SENTIMENTO


Do outro lado da vida:

Quando eu vivia no planeta Terra, passando uma temporada em Paris, certa feita perdi-me e fui parar em uma ruazinha sem saída, e para meu total estarrecimento, dei de encontro com uma igrejinha barroca linda de viver. Como achei que não estava lá por acaso, logo eu que não acreditava em destino, entendi que estar ali fazia parte da Obra de Deus. Movido por algo que considerei ser de força maior, segui até o final da ruazinha estreita, bati à porta da igreja, e eis que de lá saiu um padre franciscano que recebeu-me com tanto amor, que tive a certeza de já tê-lo conhecido em uma outra vida. Ele era um velhinho carcomido por sua biografia cronológica; voz rouca e quase inaudível, pele muito branca, veias à mostra, um rosto pálido e desfigurado pelo tempo. Havia um sorriso largo naquele rosto, e uns olhos; que de tão azuis: apesar de esmaecidos por aquele mesmo tempo que fez daquele homem uma estátua grega, — pareciam lagoas convidando-me a dar um mergulho em um copo d’água.

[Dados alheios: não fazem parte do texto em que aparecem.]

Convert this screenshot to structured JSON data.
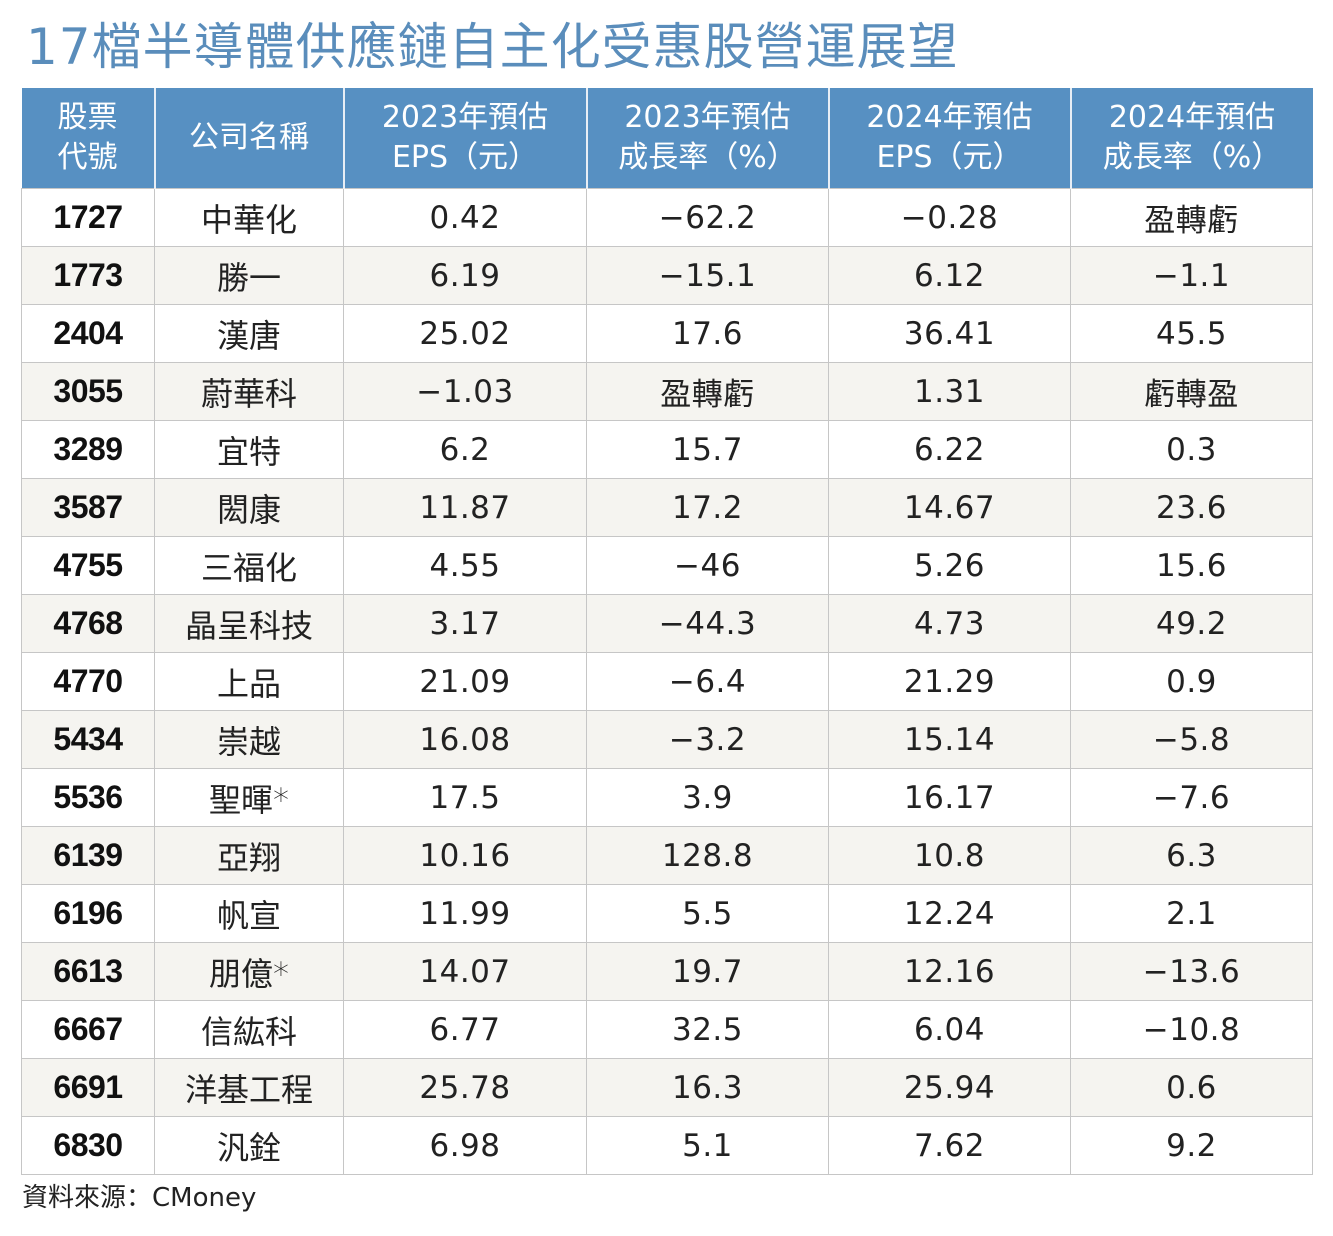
{
  "title": "17檔半導體供應鏈自主化受惠股營運展望",
  "colors": {
    "title": "#5a8dbb",
    "header_bg": "#5790c2",
    "header_text": "#ffffff",
    "row_alt_bg": "#f5f4f0",
    "grid": "#c6c6c6"
  },
  "table": {
    "headers": [
      {
        "line1": "股票",
        "line2": "代號"
      },
      {
        "line1": "公司名稱",
        "line2": ""
      },
      {
        "line1": "2023年預估",
        "line2": "EPS（元）"
      },
      {
        "line1": "2023年預估",
        "line2": "成長率（%）"
      },
      {
        "line1": "2024年預估",
        "line2": "EPS（元）"
      },
      {
        "line1": "2024年預估",
        "line2": "成長率（%）"
      }
    ],
    "rows": [
      {
        "code": "1727",
        "name": "中華化",
        "eps2023": "0.42",
        "growth2023": "−62.2",
        "eps2024": "−0.28",
        "growth2024": "盈轉虧"
      },
      {
        "code": "1773",
        "name": "勝一",
        "eps2023": "6.19",
        "growth2023": "−15.1",
        "eps2024": "6.12",
        "growth2024": "−1.1"
      },
      {
        "code": "2404",
        "name": "漢唐",
        "eps2023": "25.02",
        "growth2023": "17.6",
        "eps2024": "36.41",
        "growth2024": "45.5"
      },
      {
        "code": "3055",
        "name": "蔚華科",
        "eps2023": "−1.03",
        "growth2023": "盈轉虧",
        "eps2024": "1.31",
        "growth2024": "虧轉盈"
      },
      {
        "code": "3289",
        "name": "宜特",
        "eps2023": "6.2",
        "growth2023": "15.7",
        "eps2024": "6.22",
        "growth2024": "0.3"
      },
      {
        "code": "3587",
        "name": "閎康",
        "eps2023": "11.87",
        "growth2023": "17.2",
        "eps2024": "14.67",
        "growth2024": "23.6"
      },
      {
        "code": "4755",
        "name": "三福化",
        "eps2023": "4.55",
        "growth2023": "−46",
        "eps2024": "5.26",
        "growth2024": "15.6"
      },
      {
        "code": "4768",
        "name": "晶呈科技",
        "eps2023": "3.17",
        "growth2023": "−44.3",
        "eps2024": "4.73",
        "growth2024": "49.2"
      },
      {
        "code": "4770",
        "name": "上品",
        "eps2023": "21.09",
        "growth2023": "−6.4",
        "eps2024": "21.29",
        "growth2024": "0.9"
      },
      {
        "code": "5434",
        "name": "崇越",
        "eps2023": "16.08",
        "growth2023": "−3.2",
        "eps2024": "15.14",
        "growth2024": "−5.8"
      },
      {
        "code": "5536",
        "name": "聖暉*",
        "eps2023": "17.5",
        "growth2023": "3.9",
        "eps2024": "16.17",
        "growth2024": "−7.6"
      },
      {
        "code": "6139",
        "name": "亞翔",
        "eps2023": "10.16",
        "growth2023": "128.8",
        "eps2024": "10.8",
        "growth2024": "6.3"
      },
      {
        "code": "6196",
        "name": "帆宣",
        "eps2023": "11.99",
        "growth2023": "5.5",
        "eps2024": "12.24",
        "growth2024": "2.1"
      },
      {
        "code": "6613",
        "name": "朋億*",
        "eps2023": "14.07",
        "growth2023": "19.7",
        "eps2024": "12.16",
        "growth2024": "−13.6"
      },
      {
        "code": "6667",
        "name": "信紘科",
        "eps2023": "6.77",
        "growth2023": "32.5",
        "eps2024": "6.04",
        "growth2024": "−10.8"
      },
      {
        "code": "6691",
        "name": "洋基工程",
        "eps2023": "25.78",
        "growth2023": "16.3",
        "eps2024": "25.94",
        "growth2024": "0.6"
      },
      {
        "code": "6830",
        "name": "汎銓",
        "eps2023": "6.98",
        "growth2023": "5.1",
        "eps2024": "7.62",
        "growth2024": "9.2"
      }
    ]
  },
  "source": "資料來源：CMoney"
}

Conversamos por horas, eu  disse-lhe que era do Brasil, e que estava ali de passagem. Calmamente, pois parecia muito pouco preocupado com o tempo, o padre mostrou-me uma Bíblia muito antiga; datava do ano 600 d. C, e a medida que foi mostrando-me as partes de que mais gostava, abria-me um sorriso daqueles que iluminam a casa: de certo aquele homem era o sol em minha estrada. Depois de haver estado com ele por umas quatro ou cinco horas, despedi-me, e por uma razão qualquer, senti tantas saudades daquele novo amigo, que parecia que estava despedindo-me de quem mais amava. E como não sabia quando voltaria a Paris (até porque só fui parar naquela ruazinha, que de tão escondida, parecia mais perdida do que eu), imaginei que jamais o veria. Ele ao despedir-se de mim, abraçou-me e disse: “Até o nosso próximo encontro, afinal”. Gentilmente usei as mesmas palavras do padre, mais por educação do que por certeza de que algum dia veria aquele franciscano novamente.

 À noite, após arrumar as minhas malas, saí para tomar um café perto do hotel, distraí-me ao atravessar a rua, veio um carro pela contramão e atropelou-me. Fui levado ao hospital, mas para minha surpresa, sofri dois infartos seguidos: o que culminou em uma falta de oxigenação no cérebro, devido ao tempo que fiquei inerte, o que acarretou minha morte cerebral. Foi tudo muito rápido: confesso que da minha morte nada lembro. O que me recordo muito bem, como se tivesse ocorrido no segundo antecedente, é que ao acordar aqui do outro lado da vida, o primeiro rosto que vi foi daquele padre franciscano que havia passado comigo as últimas horas do meu último dia no planeta Terra. Aí pensei: “Ele tinha razão… o nosso próximo encontro era convizinho, afinal. E eu que achava que nada na vida era adjacente, chegado, imediato, propínquo, seguinte ou semelhante, dei de encontro comigo mesmo mirando aqueles olhos azuis, que de tão azuis parecem lagos: no mesmo dia, em um outro lugar, bem distante da Terra.    

Quando eu ainda vivia no planeta Terra, conheci um padre franciscano, que na verdade era o meu anjo da guarda, que foi me buscar.